Supposing, he thought, that what was wanted was merely to put out of the way, to kill the owner, or supposed owner of that paper, he would not have a chance of reaching England alive. Not one. But, as he saw it, it was the paper, not his death in itself or by itself, which they wanted.

His death might be decreed, if he had read it, like the professor's death, like Rose Charteris's death, but the possession of the paper in each case had been and would be the primary objective.

Here lay his one chance of reaching home. For the murderer was obviously not working alone. Another hand had killed the father from that which had murdered the daughter. A third person might be put on duty in his case.

Pointer went to the post-office and wired to O'Connor.

IF WANTING A CHANGE, JOIN ME IN BOLZANO. BRING TOZER.

Tozer was O'Connor's name for his automatic. Pointer turned away feeling that he had taken out a very good insurance for the paper.

His room at the Laurin was between two others.

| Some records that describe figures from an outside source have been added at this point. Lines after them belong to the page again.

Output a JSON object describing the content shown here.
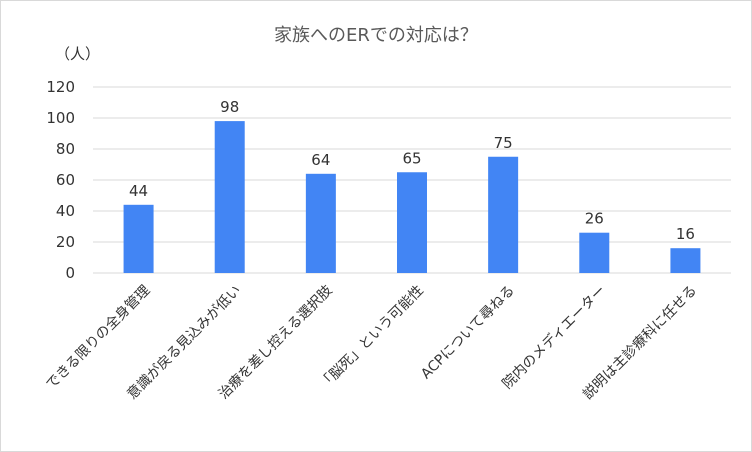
{
  "chart_data": {
    "type": "bar",
    "title": "家族へのERでの対応は？",
    "unit_label": "（人）",
    "categories": [
      "できる限りの全身管理",
      "意識が戻る見込みが低い",
      "治療を差し控える選択肢",
      "「脳死」という可能性",
      "ACPについて尋ねる",
      "院内のメディエーター",
      "説明は主診療科に任せる"
    ],
    "values": [
      44,
      98,
      64,
      65,
      75,
      26,
      16
    ],
    "ylim": [
      0,
      120
    ],
    "yticks": [
      0,
      20,
      40,
      60,
      80,
      100,
      120
    ],
    "grid": true,
    "bar_color": "#4285f4"
  }
}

He took another for his friend, and into that upper room he himself slipped late that evening, after arranging a bolster shape in his bed. Even so, he spent the night with his doors and windows securely wedged. Nor did he go downstairs until the house was well astir. Then he glanced into his own room. The threads of finest spider-silk that lie had stretched across door and windows were broken. The dummy was not as he had left it. The clothes on the chair were not precisely as he had laid them. So the hunt was up! His blood ran swifter for the thought. There is something in the human being that enjoys a chase, even in the form of the quarry.

Pointer loafed the morning in front of the café until his answer came, "O'Connor and I arriving Friday one thirty.—Tozer."